Materials containing Ca(OH) 2> have a pronounced antimicrobial, odontotropic and anti-inflammatory effect.
Calmecin- powder containing calcium hydroxide, zinc oxide, human blood plasma and sulfacyl sodium (albucid sodium). The liquid included in the treatment pad contains an aqueous solution of sodium carboxymethylcellulose. To prepare a calmecin pad, apply 2-3 drops of the specified liquid to a dry glass plate and add powder to it in small portions until a homogeneous plastic soft mass is obtained. Calmecin curing time is 1-2 minutes. Due to its sharply alkaline reaction (pH “12), the drug has a pronounced anti-inflammatory effect.
Kalyschdont- ready-made paste used for therapeutic pads for deep caries. The drug has an antimicrobial effect, increases the ability of the pulp to regenerate and stimulates the formation of secondary dentin.
Calcidont is available in a syringe of 9 g. After each use, the syringe should be tightly closed, since the paste is hygroscopic.
To treat deep caries, chemically cured linings based on calcium hydroxide are used: Septocalcine ultra, Hypocal, Calci-cur, Calcimol, Caicipulpe, Reogan, Calxyl, Dykal, Hydrex, Keerlife, Reocap, etc., compatible with all filling materials.
Calcimol LC is a light-curing preparation containing calcium hydroxide, which has an anti-inflammatory, bactericidal effect and stimulates the formation of replacement dentin. When using the Calcimol LC therapeutic pad, the use of materials containing eugenol is not allowed.
Septokal L.Ts.(Septocal L.C.) is a light-curing therapeutic pad containing calcium hydroxyapatite and fluorine. Photopolymerization time is 20 s.
^ 2.2.2. Materials for temporary fillings and gaskets
Temporary filling materials are used to fix medicinal substances in the cavity.
Tooth in the treatment of uncomplicated and complicated caries.
^ Zinc sulphate cement - the most common material for temporary fillings. Received the name “Artificial dentin”, abroad it is called “Fletcher”. Zinc sulfate cement powder is composed of sulfate, zinc oxide and white clay. The hardening of the cement occurs by mixing the powder with water on the rough side of the glass plate.
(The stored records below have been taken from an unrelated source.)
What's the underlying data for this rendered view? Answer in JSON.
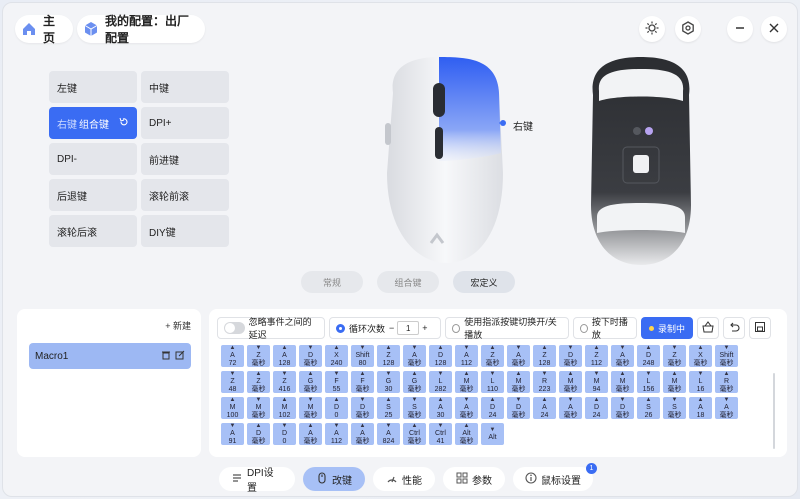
{
  "header": {
    "home_label": "主页",
    "config_label": "我的配置：出厂配置"
  },
  "keys": [
    {
      "label": "左键",
      "sub": "",
      "active": false
    },
    {
      "label": "中键",
      "sub": "",
      "active": false
    },
    {
      "label": "右键",
      "sub": "组合键",
      "active": true
    },
    {
      "label": "DPI+",
      "sub": "",
      "active": false
    },
    {
      "label": "DPI-",
      "sub": "",
      "active": false
    },
    {
      "label": "前进键",
      "sub": "",
      "active": false
    },
    {
      "label": "后退键",
      "sub": "",
      "active": false
    },
    {
      "label": "滚轮前滚",
      "sub": "",
      "active": false
    },
    {
      "label": "滚轮后滚",
      "sub": "",
      "active": false
    },
    {
      "label": "DIY键",
      "sub": "",
      "active": false
    }
  ],
  "mouse": {
    "callout_label": "右键"
  },
  "mode_tabs": [
    {
      "label": "常规",
      "active": false
    },
    {
      "label": "组合键",
      "active": false
    },
    {
      "label": "宏定义",
      "active": true
    }
  ],
  "macro_list": {
    "new_label": "+ 新建",
    "items": [
      "Macro1"
    ]
  },
  "macro_editor": {
    "ignore_delay_label": "忽略事件之间的延迟",
    "loop_label": "循环次数",
    "loop_value": "1",
    "toggle_label": "使用指派按键切换开/关播放",
    "hold_label": "按下时播放",
    "record_label": "录制中",
    "rows": [
      [
        [
          "A",
          "72"
        ],
        [
          "Z",
          "毫秒"
        ],
        [
          "A",
          "128"
        ],
        [
          "D",
          "毫秒"
        ],
        [
          "X",
          "240"
        ],
        [
          "Shift",
          "80"
        ],
        [
          "Z",
          "128"
        ],
        [
          "A",
          "毫秒"
        ],
        [
          "D",
          "128"
        ],
        [
          "A",
          "112"
        ],
        [
          "Z",
          "毫秒"
        ],
        [
          "A",
          "毫秒"
        ],
        [
          "Z",
          "128"
        ],
        [
          "D",
          "毫秒"
        ],
        [
          "Z",
          "112"
        ],
        [
          "A",
          "毫秒"
        ],
        [
          "D",
          "248"
        ],
        [
          "Z",
          "毫秒"
        ],
        [
          "X",
          "毫秒"
        ],
        [
          "Shift",
          "毫秒"
        ]
      ],
      [
        [
          "Z",
          "48"
        ],
        [
          "Z",
          "毫秒"
        ],
        [
          "Z",
          "416"
        ],
        [
          "G",
          "毫秒"
        ],
        [
          "F",
          "55"
        ],
        [
          "F",
          "毫秒"
        ],
        [
          "G",
          "30"
        ],
        [
          "G",
          "毫秒"
        ],
        [
          "L",
          "282"
        ],
        [
          "M",
          "毫秒"
        ],
        [
          "L",
          "110"
        ],
        [
          "M",
          "毫秒"
        ],
        [
          "R",
          "223"
        ],
        [
          "M",
          "毫秒"
        ],
        [
          "M",
          "94"
        ],
        [
          "M",
          "毫秒"
        ],
        [
          "L",
          "156"
        ],
        [
          "M",
          "毫秒"
        ],
        [
          "L",
          "16"
        ],
        [
          "R",
          "毫秒"
        ]
      ],
      [
        [
          "M",
          "100"
        ],
        [
          "M",
          "毫秒"
        ],
        [
          "M",
          "102"
        ],
        [
          "M",
          "毫秒"
        ],
        [
          "D",
          "0"
        ],
        [
          "D",
          "毫秒"
        ],
        [
          "S",
          "25"
        ],
        [
          "S",
          "毫秒"
        ],
        [
          "A",
          "30"
        ],
        [
          "A",
          "毫秒"
        ],
        [
          "D",
          "24"
        ],
        [
          "D",
          "毫秒"
        ],
        [
          "A",
          "24"
        ],
        [
          "A",
          "毫秒"
        ],
        [
          "D",
          "24"
        ],
        [
          "D",
          "毫秒"
        ],
        [
          "S",
          "26"
        ],
        [
          "S",
          "毫秒"
        ],
        [
          "A",
          "18"
        ],
        [
          "A",
          "毫秒"
        ]
      ],
      [
        [
          "A",
          "91"
        ],
        [
          "D",
          "毫秒"
        ],
        [
          "D",
          "0"
        ],
        [
          "A",
          "毫秒"
        ],
        [
          "A",
          "112"
        ],
        [
          "A",
          "毫秒"
        ],
        [
          "A",
          "824"
        ],
        [
          "Ctrl",
          "毫秒"
        ],
        [
          "Ctrl",
          "41"
        ],
        [
          "Alt",
          "毫秒"
        ],
        [
          "Alt",
          ""
        ]
      ]
    ]
  },
  "bottom_nav": [
    {
      "label": "DPI设置",
      "active": false,
      "icon": "dpi-icon"
    },
    {
      "label": "改键",
      "active": true,
      "icon": "mouse-icon"
    },
    {
      "label": "性能",
      "active": false,
      "icon": "performance-icon"
    },
    {
      "label": "参数",
      "active": false,
      "icon": "grid-icon"
    },
    {
      "label": "鼠标设置",
      "active": false,
      "icon": "info-icon",
      "badge": "1"
    }
  ],
  "colors": {
    "accent": "#3a6cf3",
    "macro_cell": "#a7c0f6"
  }
}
Zinc sulfate cement powder mixed with eugenol is called dentin paste. It hardens at body temperature within 20-40 minutes. Dentin paste cannot be used to isolate liquid medicinal substances, or as a lining for a permanent filling.
Artificial dentin and dentin paste are used mainly as temporary fillings.
Rp.: Zinci oxydi 66.0 Zinci sulfatis 24.0 Bolialbae 10.0
M.D.S. For dressings (artificial dentin powder)
Rp.: Aq. destill. 10 ml
D.S. For preparing artificial dentin fillings
Rp.: Dentin paste 50.0
D.S. For temporary fillings
Tempopro- artificial dentin in the form of a paste made on the basis of zinc sulfate cement. The paste hardens within 2-3 hours. It is used to coat medications in carious tooth cavities, as well as temporary fillings.
^ Zinc phosphate cements used for fixation of various types of fixed dentures, orthodontic appliances, pins and as an insulating gasket to protect the pulp.
Zinc phosphate cements are prepared by mixing
Powder and liquid. Zinc phosphate cement powder is a multicomponent mixture of oxides and salts. Its main component is zinc oxide. The liquid included in phosphate cement is an aqueous solution of orthophosphoric acid, partially neutralized by aluminum hydroxide and zinc oxide.
The medical industry produces zinc phosphate cements of the following names: Phosphate cement, Visphate cement, Uniface and Phosphate containing silver. Foreign analogues: HY-Bond, Tena-cin, Fixodont Pius.
In addition, bactericidal cements are produced, which are phosphate cements modified by the addition of bactericidal substances (CuO, Cu 2 0, AgCl, Cul, etc.). These cements are used for filling temporary teeth.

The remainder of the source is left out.